The American Society of Landscape Architects (ASLA) bestowed the Honor Award in the General Design Category of its student competition to fourth-year students Connors Ladner, Robert Bass and Christopher Barnes for their project “The Lower Ninth Ward and Bayou Bienvenue: An Inherent Opportunity.”

“This project provides a sympathetic connection to people who lost their homes,” noted the judges in their comments about the project. “The beauty of the solution is that they have been given a real gem. It’s the right solution to give back the Ninth Ward to nature.”

The purpose of the project, conducted under the supervision of faculty advisor Cat Marshall, was to rethink land-use practices for the lowest elevations of the Ninth Ward, which were inundated by floodwaters during Hurricane Katrina in 2005. Essentially, the project proposes returning those lowest-lying and least-habitable edges of the Lower Ninth Ward to their natural state, while also creating a series of nature trails and walkways that would enable visitors to learn and interact with the ecological and cultural systems of Louisiana.

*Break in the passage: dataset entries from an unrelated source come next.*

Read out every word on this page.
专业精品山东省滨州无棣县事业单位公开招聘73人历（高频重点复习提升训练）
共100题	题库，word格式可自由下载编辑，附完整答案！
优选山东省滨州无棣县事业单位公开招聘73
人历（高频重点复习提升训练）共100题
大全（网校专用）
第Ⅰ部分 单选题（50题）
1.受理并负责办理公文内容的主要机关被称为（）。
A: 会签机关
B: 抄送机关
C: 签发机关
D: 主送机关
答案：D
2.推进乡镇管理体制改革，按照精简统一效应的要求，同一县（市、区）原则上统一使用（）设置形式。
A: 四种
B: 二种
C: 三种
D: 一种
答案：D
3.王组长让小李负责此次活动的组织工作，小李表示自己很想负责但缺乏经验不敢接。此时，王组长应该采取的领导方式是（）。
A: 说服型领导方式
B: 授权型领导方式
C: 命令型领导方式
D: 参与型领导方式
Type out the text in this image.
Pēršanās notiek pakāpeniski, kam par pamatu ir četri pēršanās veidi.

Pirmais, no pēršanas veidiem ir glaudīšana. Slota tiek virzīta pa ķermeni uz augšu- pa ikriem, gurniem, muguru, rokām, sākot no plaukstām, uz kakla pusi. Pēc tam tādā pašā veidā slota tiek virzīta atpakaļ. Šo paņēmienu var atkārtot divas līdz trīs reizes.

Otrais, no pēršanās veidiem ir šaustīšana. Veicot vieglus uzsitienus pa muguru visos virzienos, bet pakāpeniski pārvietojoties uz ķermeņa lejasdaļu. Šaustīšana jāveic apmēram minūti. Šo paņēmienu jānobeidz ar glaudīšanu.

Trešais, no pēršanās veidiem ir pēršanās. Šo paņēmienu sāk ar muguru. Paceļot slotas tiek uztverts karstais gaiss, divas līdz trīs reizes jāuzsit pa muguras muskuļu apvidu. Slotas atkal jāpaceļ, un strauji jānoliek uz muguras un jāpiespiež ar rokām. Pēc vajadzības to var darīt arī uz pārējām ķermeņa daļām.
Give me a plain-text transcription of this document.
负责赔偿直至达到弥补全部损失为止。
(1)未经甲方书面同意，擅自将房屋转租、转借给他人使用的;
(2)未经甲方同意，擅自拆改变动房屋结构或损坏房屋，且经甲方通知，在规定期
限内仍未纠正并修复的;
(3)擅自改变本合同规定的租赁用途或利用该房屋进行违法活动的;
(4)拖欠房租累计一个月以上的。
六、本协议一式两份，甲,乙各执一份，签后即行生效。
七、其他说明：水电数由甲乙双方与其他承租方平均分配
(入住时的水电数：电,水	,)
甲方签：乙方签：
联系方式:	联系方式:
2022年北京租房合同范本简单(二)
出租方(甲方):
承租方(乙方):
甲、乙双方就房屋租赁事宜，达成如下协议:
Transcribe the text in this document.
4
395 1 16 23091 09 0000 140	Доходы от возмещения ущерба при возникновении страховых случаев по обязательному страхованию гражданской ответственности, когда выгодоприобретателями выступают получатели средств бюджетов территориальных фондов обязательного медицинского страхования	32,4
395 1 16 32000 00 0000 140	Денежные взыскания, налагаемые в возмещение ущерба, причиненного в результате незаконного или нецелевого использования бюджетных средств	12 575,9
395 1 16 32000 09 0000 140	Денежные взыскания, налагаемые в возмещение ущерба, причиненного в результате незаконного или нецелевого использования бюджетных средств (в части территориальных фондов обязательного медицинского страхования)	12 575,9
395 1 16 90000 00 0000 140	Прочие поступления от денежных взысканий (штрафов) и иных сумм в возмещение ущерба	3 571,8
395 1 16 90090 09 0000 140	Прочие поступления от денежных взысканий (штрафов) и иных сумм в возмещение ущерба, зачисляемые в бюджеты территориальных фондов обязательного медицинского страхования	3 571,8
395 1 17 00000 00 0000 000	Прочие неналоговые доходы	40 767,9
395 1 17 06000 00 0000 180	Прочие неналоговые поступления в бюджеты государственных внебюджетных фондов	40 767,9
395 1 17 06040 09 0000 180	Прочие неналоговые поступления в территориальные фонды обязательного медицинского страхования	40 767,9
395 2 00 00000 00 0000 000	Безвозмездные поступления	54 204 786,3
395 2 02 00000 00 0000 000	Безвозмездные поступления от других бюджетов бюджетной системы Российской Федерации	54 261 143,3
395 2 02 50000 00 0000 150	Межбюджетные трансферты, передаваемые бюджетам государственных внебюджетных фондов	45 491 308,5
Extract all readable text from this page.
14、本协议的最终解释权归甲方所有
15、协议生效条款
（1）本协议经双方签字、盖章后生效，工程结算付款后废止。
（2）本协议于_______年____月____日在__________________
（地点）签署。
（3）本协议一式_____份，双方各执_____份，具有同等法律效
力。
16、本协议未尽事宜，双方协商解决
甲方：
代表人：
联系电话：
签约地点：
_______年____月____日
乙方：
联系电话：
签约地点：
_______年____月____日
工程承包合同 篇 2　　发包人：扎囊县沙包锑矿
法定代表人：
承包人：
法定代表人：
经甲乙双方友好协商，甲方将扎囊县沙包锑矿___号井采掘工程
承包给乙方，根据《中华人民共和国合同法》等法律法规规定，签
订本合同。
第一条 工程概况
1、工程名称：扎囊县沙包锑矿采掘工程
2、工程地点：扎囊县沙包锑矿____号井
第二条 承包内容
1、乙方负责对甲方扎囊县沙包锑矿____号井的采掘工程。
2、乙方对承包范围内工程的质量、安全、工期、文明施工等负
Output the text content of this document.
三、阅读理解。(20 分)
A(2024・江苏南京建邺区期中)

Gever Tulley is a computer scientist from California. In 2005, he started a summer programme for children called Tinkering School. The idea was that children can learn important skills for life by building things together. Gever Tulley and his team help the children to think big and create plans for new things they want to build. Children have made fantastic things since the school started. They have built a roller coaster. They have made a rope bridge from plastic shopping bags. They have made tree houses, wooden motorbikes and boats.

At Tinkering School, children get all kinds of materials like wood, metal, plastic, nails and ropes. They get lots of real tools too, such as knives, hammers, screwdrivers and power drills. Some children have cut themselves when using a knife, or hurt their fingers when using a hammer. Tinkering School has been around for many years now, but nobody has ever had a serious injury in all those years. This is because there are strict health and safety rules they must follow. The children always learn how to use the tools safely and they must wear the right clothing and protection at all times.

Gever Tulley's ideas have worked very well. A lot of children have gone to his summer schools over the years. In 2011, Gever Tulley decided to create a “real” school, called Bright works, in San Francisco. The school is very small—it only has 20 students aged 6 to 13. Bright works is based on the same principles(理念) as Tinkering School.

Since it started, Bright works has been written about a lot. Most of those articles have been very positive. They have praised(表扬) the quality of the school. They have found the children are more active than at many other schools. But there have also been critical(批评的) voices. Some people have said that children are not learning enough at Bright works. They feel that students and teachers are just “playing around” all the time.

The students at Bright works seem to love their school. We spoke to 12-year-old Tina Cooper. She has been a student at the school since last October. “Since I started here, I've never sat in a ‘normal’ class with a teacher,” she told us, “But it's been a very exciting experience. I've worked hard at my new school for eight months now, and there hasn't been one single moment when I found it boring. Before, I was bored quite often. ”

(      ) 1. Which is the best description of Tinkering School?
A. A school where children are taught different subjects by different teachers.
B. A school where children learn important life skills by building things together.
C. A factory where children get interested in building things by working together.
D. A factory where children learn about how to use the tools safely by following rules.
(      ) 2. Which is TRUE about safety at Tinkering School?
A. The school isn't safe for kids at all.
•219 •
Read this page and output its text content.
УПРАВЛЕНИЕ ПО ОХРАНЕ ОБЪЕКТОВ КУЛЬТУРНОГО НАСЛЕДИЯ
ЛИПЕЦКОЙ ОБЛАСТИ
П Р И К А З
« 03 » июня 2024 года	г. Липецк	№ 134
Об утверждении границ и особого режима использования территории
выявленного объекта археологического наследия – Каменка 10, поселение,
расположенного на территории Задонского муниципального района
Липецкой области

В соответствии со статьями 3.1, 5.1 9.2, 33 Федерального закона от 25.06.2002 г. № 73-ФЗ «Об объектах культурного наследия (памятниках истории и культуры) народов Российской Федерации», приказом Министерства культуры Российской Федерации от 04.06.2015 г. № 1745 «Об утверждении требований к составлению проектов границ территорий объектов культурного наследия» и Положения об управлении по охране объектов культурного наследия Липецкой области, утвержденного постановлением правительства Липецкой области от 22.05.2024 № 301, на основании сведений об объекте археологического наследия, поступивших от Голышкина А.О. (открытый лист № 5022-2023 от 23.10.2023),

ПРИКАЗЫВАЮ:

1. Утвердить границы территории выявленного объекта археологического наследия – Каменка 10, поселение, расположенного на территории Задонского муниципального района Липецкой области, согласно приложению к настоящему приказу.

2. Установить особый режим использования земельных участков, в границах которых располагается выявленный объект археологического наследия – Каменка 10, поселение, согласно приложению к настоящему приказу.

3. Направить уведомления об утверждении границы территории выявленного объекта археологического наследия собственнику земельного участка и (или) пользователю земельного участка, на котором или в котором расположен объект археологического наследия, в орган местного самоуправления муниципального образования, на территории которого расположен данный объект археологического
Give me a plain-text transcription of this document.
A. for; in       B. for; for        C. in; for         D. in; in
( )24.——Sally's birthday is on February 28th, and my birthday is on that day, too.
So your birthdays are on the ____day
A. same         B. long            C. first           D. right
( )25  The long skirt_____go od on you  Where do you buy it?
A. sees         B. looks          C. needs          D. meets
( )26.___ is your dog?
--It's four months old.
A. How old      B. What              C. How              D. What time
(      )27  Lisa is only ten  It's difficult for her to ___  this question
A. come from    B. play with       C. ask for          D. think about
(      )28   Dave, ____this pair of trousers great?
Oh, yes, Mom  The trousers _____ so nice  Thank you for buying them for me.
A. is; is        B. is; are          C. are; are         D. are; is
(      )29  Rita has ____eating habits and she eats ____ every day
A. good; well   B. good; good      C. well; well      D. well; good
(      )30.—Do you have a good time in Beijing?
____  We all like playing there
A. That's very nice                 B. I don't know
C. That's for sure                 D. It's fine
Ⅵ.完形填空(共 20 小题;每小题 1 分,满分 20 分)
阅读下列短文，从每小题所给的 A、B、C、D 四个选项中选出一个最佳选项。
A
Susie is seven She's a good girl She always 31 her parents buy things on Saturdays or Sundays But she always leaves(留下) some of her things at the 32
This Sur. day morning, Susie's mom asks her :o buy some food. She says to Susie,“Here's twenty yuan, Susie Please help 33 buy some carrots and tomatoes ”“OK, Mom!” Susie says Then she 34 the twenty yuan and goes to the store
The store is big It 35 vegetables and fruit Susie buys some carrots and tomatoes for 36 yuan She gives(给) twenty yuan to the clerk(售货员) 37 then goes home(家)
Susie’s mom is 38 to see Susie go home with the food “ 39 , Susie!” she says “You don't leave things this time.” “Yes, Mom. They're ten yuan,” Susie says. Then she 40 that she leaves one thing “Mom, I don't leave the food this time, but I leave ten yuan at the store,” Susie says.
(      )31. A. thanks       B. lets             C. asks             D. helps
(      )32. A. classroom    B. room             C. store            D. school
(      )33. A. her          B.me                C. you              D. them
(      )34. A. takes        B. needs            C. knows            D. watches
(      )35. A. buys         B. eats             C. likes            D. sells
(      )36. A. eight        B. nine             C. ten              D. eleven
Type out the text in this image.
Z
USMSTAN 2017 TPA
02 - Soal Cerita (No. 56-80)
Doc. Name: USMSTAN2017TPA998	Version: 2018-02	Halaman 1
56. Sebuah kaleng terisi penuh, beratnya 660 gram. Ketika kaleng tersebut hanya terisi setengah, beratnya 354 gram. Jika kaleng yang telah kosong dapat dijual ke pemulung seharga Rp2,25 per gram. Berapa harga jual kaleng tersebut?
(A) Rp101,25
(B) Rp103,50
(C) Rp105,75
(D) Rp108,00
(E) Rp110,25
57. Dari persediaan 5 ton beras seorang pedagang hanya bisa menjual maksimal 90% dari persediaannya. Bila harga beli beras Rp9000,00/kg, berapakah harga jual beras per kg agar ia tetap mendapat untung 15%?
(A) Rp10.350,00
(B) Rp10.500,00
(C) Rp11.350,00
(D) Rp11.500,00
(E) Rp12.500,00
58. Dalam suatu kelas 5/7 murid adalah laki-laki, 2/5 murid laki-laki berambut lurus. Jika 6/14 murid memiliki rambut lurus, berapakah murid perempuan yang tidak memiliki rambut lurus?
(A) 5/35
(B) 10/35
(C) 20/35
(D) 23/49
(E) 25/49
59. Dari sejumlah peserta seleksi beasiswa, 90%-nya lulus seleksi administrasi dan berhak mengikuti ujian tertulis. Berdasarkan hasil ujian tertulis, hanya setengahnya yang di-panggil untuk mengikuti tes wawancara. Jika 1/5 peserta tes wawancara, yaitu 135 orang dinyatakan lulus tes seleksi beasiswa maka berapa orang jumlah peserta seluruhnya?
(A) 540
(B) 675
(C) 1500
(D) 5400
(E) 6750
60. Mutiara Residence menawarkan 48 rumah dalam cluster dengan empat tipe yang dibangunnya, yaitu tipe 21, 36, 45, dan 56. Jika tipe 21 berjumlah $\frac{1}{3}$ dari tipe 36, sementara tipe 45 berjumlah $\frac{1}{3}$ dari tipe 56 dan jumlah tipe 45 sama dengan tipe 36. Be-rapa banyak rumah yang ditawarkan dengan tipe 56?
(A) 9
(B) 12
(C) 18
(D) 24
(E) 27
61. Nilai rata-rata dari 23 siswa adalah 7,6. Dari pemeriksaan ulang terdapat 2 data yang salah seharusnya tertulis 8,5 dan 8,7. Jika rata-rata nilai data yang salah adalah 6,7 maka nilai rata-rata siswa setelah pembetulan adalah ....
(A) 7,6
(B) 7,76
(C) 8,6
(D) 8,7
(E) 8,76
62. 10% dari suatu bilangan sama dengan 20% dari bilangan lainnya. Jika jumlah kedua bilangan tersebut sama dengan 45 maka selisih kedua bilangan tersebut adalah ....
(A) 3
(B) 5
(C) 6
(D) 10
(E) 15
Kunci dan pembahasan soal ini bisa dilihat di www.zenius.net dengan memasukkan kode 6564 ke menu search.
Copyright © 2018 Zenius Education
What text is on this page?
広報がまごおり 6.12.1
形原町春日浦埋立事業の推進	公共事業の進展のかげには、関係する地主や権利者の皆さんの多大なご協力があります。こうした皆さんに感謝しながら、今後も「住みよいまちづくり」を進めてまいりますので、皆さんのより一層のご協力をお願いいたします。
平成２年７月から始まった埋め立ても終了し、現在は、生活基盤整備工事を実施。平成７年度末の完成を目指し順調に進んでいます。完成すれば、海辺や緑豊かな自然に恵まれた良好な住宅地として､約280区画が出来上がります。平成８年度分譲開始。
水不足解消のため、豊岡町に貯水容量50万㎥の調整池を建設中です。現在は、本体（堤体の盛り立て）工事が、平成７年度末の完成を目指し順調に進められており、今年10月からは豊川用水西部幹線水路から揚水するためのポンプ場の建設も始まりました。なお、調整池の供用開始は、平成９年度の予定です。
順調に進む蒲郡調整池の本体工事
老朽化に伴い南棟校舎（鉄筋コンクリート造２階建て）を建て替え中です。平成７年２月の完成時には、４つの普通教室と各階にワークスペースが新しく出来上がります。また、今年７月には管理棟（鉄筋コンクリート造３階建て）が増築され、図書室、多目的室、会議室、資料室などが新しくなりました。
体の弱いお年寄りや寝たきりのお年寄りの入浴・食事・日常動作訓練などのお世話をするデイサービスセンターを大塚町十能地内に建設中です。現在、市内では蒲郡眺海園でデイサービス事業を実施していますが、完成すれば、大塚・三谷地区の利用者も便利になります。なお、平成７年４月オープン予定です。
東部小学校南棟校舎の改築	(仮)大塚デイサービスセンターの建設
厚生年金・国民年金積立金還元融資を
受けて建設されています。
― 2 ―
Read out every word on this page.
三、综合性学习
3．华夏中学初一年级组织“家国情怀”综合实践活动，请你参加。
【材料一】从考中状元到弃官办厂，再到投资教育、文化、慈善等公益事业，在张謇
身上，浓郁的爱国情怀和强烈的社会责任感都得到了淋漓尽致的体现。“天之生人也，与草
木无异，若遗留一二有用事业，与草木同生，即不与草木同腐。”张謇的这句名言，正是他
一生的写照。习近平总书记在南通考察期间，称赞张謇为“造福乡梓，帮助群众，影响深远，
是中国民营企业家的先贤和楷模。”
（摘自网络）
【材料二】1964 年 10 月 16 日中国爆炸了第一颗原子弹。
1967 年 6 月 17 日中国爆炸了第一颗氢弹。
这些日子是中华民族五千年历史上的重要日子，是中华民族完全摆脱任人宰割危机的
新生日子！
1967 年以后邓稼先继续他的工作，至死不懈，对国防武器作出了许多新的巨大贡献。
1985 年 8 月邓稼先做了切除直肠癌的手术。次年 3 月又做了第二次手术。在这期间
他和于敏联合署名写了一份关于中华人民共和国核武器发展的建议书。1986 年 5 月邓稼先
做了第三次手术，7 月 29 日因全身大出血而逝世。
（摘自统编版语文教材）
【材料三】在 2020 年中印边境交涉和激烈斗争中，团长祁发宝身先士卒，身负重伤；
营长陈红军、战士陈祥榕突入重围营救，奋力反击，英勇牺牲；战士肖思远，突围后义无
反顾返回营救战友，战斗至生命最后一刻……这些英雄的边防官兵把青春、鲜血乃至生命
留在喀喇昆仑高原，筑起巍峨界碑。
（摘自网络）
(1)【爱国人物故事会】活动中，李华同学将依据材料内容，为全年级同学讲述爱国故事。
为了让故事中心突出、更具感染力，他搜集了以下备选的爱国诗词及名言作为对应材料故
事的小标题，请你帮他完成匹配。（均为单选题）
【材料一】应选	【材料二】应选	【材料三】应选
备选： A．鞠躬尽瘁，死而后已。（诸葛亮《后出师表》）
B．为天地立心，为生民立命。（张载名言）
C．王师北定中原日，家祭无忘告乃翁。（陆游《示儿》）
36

“Barnes, Bass and Ladner designed a project that provided a clear a vision of landscape as park, education and memory,” said Marshall. “Together they artfully proposed a design project that speaks to the community need for open space which functions at multiple levels of use, program and scale.”

The student award marks the second honor ASLA has bestowed on the Robert Reich School of Landscape Architecture. Last month, Elizabeth Mossop, who serves as director of the School, and assistant professor Wes Michaels received ASLA’s Analysis and Planning Award of Excellence in the professional category for their design of an urban farm in the Vietnamese community of New Orleans East.

“These awards are a shining example of why the graduate and undergraduate programs of the Robert Reich School of Architecture are second in the United States, and why the School has consistently ranked in the top five in the country for the past four years,” said David Cronrath, dean of the LSU College of Art and Design. “We are proud of our faculty and students, and will continue to strive for excellence as measured by such prestigious awards.”